This American outfit’s star rose during the eighties with hits like “Body Talk” and “Two Occasions” and, among other things, gave birth to a pair of rising producers Kenny “Babyface” Edmunds and Antonio “L.A.” Reid. This expanded box set of three CDs reminds us of their first three Solar albums, focusing on the extraordinary artistry of the group as they ploughed their own brand of funk and pop fusion into the lucrative market of two decades ago. I have to confess, some of it is lost on me, but what I like, I love. The Deele’s debut album “Street Beat” in 1983 carried their first hit “Body Talk” which stormed into the top three R&B listing, before crossing over to peak in Billboard’s top eighty singles chart. As an aside, the song was featured in the pilot tv programme of “Miami Vice”. “Just My Luck” and “I Surrender” were also R&B hits. Two years later, “Material Thangz” hit the shops, but failed to repeat the success of its predecessor. Nonetheless, it held credible titles, highlighting “Sweet November” as the overall prize. In 1987, “Eyes Of A Stranger” upped their game to become their most commercially successful album so far, due to a couple of exceptional singles – “Two Occasions” and “Shoot ‘Em Up Movies” – the former a top five R&B hit and crossover top ten charter; the latter peaking in the R&B top ten. Following the release of this top selling album, Babyface and L.A. Reid left The Deele to pursue other production work. However, this trio of discs, with several interesting and outstanding songs, like “I’ll Send You Roses” and “Video Villian”, and ten bonus tracks, is a must-have collection for lovers of hard-edged funk/R&B wearing a pop overcoat with an eighties’ dateline.
This is an interesting release because it’s yet another dip into the Fame catalogue of rare gems. For instance, while searching for tracks, no less than thirteen Candi Staton titles were unearthed, and one such find “One More Hurt” is included here. In the same breath of excellence, another artist thrilled researchers, namely, Spencer Wiggins with “I’m At The Breaking Point” and “Holding On (To A Dying Love)” – both much-wanted by fans. Unlike Motown, who used the same backing tracks time and again on different acts, irrespective of whether any had been hits or not, Fame adopted a different approach when re-visiting songs.
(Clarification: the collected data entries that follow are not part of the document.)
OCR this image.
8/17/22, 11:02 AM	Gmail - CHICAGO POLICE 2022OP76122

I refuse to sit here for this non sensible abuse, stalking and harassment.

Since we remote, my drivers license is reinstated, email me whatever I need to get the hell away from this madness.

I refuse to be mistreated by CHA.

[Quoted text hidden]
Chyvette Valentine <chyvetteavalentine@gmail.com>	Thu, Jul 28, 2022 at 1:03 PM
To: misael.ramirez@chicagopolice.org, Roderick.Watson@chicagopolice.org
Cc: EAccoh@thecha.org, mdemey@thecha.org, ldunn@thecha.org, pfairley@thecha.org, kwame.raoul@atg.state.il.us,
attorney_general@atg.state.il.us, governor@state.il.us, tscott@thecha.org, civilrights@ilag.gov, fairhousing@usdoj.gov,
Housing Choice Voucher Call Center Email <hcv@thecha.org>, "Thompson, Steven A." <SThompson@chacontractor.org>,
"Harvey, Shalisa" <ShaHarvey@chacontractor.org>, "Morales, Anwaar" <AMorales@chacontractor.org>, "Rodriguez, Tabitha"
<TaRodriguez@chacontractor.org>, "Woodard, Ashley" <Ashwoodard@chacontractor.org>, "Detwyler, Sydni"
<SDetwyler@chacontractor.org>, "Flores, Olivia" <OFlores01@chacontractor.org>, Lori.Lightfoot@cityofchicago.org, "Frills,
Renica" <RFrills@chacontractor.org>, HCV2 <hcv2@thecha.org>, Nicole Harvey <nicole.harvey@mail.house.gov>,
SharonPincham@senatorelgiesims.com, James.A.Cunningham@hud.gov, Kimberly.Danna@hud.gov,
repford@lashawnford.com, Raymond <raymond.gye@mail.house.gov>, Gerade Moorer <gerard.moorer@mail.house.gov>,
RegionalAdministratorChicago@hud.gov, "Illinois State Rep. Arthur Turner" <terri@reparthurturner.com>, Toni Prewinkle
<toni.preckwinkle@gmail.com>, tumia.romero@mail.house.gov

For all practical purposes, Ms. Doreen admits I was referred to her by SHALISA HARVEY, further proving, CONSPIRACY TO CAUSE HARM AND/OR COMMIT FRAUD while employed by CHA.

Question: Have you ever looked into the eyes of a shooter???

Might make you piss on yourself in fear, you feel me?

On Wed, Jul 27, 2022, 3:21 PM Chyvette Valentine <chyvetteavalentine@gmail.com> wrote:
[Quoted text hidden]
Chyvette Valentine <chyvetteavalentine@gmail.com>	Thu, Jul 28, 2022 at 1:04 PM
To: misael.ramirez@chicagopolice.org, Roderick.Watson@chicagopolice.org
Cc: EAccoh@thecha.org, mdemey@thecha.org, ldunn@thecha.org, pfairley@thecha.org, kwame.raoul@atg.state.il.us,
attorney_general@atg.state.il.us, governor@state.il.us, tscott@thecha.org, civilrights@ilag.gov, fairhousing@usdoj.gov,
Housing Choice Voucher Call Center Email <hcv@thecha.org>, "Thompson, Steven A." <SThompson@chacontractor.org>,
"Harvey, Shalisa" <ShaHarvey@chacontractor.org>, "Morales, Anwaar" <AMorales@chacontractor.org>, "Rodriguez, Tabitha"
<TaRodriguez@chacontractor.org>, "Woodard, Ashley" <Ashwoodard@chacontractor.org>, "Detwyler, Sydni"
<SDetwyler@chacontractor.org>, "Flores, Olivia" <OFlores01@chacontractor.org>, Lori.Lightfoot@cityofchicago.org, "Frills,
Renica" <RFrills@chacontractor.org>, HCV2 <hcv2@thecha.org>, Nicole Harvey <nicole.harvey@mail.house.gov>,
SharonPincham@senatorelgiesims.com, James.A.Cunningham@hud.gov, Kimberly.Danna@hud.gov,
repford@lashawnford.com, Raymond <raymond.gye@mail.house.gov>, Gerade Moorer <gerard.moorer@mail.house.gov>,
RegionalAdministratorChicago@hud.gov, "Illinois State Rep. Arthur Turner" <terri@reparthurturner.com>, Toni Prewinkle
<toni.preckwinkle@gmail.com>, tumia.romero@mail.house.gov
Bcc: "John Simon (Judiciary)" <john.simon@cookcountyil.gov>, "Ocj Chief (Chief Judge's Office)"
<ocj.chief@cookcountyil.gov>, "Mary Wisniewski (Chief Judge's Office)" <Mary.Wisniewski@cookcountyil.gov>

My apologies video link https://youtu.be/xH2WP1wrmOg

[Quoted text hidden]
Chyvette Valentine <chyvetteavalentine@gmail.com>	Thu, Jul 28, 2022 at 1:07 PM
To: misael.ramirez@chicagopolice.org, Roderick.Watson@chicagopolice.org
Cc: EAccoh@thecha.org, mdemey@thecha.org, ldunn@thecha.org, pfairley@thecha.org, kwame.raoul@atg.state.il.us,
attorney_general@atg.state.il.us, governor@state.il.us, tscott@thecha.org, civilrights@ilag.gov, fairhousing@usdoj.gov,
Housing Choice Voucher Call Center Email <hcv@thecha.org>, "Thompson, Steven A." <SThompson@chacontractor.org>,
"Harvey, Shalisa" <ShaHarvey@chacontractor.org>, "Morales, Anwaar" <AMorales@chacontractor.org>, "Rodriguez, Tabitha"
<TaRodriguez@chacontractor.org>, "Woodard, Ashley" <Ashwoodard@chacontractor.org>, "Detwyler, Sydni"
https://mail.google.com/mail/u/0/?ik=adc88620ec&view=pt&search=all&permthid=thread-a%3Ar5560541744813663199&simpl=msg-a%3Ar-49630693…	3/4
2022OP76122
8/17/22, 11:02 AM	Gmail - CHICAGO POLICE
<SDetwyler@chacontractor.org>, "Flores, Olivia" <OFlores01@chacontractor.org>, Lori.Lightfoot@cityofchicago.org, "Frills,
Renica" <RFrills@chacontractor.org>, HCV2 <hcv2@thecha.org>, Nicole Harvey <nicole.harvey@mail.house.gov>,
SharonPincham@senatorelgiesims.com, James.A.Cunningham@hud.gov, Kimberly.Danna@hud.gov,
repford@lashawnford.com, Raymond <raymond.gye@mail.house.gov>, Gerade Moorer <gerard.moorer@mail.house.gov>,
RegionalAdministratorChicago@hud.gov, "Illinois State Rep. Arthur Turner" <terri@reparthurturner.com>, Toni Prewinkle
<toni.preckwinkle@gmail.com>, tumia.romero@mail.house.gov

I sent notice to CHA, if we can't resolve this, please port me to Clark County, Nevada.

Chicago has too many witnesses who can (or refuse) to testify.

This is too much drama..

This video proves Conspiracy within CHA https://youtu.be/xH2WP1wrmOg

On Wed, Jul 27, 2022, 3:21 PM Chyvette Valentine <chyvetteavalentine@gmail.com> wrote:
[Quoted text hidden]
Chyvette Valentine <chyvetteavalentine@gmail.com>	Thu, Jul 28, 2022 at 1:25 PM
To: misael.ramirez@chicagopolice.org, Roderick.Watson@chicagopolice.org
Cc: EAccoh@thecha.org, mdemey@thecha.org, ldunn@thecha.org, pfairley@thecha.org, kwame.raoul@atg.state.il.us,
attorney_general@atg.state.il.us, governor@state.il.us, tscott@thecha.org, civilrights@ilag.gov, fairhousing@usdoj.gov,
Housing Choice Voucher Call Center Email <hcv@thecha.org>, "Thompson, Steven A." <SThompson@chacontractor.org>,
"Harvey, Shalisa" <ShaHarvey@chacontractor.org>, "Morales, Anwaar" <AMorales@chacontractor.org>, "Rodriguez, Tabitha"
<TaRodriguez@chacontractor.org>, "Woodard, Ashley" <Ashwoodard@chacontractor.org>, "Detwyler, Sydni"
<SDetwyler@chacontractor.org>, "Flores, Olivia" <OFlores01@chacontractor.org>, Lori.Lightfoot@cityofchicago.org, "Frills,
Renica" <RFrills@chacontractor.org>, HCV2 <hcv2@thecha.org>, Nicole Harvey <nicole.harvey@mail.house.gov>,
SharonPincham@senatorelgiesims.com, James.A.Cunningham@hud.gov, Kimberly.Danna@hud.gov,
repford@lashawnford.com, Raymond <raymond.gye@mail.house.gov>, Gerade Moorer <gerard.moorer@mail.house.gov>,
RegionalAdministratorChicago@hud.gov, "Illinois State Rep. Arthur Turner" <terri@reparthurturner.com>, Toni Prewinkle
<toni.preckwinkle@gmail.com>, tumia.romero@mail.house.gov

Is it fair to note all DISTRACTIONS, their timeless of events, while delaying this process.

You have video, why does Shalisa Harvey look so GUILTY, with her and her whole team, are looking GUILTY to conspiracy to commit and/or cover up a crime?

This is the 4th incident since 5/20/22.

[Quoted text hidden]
Their intention was to inject new ideas, and new twists of sounds, into the original tracks, resulting in a ‘new’ song entirely. And this compilation gives an insight into their way of working. Otis Clay’s take on Jimmy Hughes’ “I’m Qualified” is a good example. Club and soul favourites are here like Arthur Conley with “I Can’t Stop (No, No, No)” and Clarence Carter’s “Looking For A Fox”, spicing up the overall feel of the compilation. Fame earned respect by producing some of the classiest Southern Soul music at their Muscle Shoal studios, yet the company wasn’t afraid of standing up against, and contributing to, the music of the day delivered by other labels like Stax and, of course, Motown. Excellent, informative notes, as always, support this twenty-four tracker, which is another valuable appreciation of this remarkable company’s stylish roster of artists.
This previously released collection of songs is now available again courtesy of Wienerworld, and all but one track – “I Need Your Love” – were included on the Isley’s second studio album, “Twist & Shout” released on Wand during 1962. It appears that “I Need Your Love” is actually The Impressions, wrongly credited to the Isleys. That aside, and recognising these tracks are pre-Motown when the trio became a vital part of the magical Motown Sound, the “Twist & Shout” theme seems prevalent throughout. “Let’s Twist Again” has a sharper edge to it than the huge international seller by Chubby Checker, while “The Snake” is obviously repetitive in lyric and chorus, as it chugs along in an almost raw fashion with masses of brass which, again, is apparent across all the songs. “You Better Come Home” is a direct “Twist & Shout” clone, with the pace quickening for the somewhat frenetic “Rubber Leg Twist”. This makes tracks like “Hold On Baby” a pleasant distraction as the sharp tempo is slightly slower. The Isley Brothers would fully come into their own upon joining Motown, although while there, they suffered the fate of recording other acts’ songs. Yet, they still secured their successful niche in the charts, steering as they did, the Detroit sound that defined soul music. With their Motown tenure behind them, the best was yet to come. And that’s a whole different story.